Retail health care can be an isolating environment with minimal opportunity for collegial interaction. Organizational design that creates provider rotations through the primary care medical home and higheracuity, emergency-level services will ensure a sense of team and foster awareness of capabilities and functions of other components of the integrated delivery system. This cross-venue collegial interaction will also add variability necessary to prevent provider burnout and heighten career satisfaction for retail providers.
Likewise, design features of the primary care medical home can promote job satisfaction and sustainability for its providers. These changes will include a shift away from wRVU-based compensation models, protected time for case conferences and multidisciplinary care planning, and dedicated support (individuals and analytics) to manage a population proactively to reduce overall health care utilization.

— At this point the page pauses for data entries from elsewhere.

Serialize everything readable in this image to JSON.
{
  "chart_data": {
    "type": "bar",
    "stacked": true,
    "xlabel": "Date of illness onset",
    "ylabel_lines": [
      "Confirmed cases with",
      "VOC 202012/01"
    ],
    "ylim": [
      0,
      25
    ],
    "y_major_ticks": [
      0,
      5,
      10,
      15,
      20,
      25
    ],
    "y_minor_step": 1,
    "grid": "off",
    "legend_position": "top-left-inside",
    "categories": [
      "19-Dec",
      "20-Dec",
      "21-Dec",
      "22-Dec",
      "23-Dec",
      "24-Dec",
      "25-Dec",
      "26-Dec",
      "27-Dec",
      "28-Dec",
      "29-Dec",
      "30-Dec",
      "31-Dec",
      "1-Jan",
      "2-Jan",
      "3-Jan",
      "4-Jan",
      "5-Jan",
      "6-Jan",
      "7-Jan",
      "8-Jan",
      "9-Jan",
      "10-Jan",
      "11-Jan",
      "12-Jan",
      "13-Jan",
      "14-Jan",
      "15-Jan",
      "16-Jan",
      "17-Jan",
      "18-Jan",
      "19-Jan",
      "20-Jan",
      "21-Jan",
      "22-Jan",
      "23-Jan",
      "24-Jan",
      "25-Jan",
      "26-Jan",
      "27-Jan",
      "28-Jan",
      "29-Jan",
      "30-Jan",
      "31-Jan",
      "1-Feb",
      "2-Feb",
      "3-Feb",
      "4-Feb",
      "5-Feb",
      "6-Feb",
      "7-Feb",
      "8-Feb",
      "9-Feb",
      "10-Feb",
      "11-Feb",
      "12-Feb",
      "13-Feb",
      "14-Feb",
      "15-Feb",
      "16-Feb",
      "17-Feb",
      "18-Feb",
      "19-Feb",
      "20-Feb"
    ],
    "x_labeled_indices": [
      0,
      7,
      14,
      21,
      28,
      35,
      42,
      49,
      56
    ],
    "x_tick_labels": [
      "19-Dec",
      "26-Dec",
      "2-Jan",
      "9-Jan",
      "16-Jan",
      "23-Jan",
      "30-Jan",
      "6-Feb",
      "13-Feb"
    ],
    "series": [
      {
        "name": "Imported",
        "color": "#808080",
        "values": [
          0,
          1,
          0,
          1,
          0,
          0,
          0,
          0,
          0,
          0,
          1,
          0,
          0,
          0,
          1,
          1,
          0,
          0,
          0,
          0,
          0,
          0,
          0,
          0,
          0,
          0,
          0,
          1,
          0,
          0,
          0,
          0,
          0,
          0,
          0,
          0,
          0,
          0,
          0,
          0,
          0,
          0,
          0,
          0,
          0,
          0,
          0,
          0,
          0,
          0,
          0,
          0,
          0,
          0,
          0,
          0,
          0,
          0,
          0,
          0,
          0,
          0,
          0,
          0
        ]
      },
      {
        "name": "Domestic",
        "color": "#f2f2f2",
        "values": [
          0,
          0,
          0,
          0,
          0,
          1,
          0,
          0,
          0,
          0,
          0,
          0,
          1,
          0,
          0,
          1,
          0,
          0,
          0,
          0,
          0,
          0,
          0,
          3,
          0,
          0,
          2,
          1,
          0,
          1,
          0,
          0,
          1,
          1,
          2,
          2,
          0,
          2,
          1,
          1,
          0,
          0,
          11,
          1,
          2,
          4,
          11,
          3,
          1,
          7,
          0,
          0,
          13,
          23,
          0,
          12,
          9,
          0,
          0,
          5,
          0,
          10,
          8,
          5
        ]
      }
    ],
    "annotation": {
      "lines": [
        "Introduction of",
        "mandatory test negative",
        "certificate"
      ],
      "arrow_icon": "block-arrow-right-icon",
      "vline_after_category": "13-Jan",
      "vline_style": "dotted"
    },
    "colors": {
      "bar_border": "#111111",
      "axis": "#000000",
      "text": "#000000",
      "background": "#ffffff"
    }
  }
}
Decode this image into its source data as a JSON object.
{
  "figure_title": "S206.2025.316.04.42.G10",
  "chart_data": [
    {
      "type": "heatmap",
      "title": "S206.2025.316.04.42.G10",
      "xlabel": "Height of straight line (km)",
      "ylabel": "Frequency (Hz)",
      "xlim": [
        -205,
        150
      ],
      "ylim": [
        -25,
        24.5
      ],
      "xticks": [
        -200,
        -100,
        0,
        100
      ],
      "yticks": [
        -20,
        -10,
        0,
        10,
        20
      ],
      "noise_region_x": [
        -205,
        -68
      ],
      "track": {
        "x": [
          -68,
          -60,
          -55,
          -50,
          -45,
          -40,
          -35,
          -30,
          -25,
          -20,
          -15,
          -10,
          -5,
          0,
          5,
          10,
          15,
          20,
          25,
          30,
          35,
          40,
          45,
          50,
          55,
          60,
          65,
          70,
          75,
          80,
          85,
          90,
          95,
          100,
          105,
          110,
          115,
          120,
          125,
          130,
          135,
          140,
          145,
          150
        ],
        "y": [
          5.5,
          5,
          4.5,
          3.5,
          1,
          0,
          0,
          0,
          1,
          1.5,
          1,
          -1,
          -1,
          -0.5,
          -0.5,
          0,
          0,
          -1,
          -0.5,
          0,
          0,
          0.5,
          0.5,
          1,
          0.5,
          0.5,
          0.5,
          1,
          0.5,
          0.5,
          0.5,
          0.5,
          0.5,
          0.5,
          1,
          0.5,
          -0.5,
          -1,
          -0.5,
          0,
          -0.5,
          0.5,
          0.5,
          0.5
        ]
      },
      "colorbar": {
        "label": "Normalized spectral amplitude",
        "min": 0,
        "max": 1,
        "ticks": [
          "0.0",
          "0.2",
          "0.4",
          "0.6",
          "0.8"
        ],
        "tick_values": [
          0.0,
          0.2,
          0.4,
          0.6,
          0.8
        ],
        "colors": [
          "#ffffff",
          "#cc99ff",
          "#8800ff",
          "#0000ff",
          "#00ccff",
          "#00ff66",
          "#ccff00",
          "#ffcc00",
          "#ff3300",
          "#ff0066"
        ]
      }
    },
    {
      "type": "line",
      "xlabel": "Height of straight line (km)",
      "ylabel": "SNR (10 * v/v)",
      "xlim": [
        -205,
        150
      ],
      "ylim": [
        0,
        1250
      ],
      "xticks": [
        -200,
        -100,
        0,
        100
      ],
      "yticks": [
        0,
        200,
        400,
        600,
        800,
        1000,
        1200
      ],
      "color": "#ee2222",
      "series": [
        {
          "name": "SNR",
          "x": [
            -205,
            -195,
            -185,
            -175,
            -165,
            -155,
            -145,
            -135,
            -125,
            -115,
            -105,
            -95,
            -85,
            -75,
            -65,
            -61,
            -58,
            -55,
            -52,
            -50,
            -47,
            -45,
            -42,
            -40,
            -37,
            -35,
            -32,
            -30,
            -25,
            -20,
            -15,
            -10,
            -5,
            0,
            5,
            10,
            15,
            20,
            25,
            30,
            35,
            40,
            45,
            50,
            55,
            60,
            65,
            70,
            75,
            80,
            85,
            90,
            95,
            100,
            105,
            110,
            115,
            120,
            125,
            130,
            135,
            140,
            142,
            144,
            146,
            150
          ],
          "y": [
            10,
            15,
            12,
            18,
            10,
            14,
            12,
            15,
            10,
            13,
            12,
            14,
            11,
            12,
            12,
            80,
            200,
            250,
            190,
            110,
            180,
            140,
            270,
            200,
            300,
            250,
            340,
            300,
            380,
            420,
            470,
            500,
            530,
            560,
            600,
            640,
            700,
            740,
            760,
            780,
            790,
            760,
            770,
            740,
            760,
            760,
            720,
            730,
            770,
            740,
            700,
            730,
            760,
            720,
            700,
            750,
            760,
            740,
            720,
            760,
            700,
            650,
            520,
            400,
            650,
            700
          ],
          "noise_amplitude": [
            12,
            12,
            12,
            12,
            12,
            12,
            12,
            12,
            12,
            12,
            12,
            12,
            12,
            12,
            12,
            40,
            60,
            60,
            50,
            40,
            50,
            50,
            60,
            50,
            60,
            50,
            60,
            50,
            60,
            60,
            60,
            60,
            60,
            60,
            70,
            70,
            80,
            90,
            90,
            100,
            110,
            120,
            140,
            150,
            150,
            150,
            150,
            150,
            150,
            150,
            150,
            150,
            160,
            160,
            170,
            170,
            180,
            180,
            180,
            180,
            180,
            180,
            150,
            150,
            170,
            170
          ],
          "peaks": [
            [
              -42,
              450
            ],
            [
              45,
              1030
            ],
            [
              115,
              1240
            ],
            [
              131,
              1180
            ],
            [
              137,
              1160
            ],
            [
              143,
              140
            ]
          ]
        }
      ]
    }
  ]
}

Moving toward compensation parity between primary care and specialty providers will likely be necessary to recruit and retain this critical workforce, which otherwise might look to careers in medicine subspecialties or hospitalist roles.
Probably the largest risk, as it was for hospital medicine, is a loss of continuity in care plans. An integrated EMR-which makes the problem list, medication list, allergies, care plans, POLST forms, and narcotic contracts easily available during retail visits-is a minimum specification of integration. Likewise, post-retail forwarding of visit assessments and plans to the medical home and triaging chronic disease patients into primary care will be critical features of a successful model.
The face of primary care is again changing. Traditional primary care continues to evolve into a more focused population health machine. That mechanized term may aptly describe the need for reliable processes that can predictably manage the health status of a population without any gaps, leaving no patient behind. Its ultimate success will depend upon these newly evolved providers to also deliver the physician patient relationship and compassionate interactions that remain the hallmark of excellence in primary care.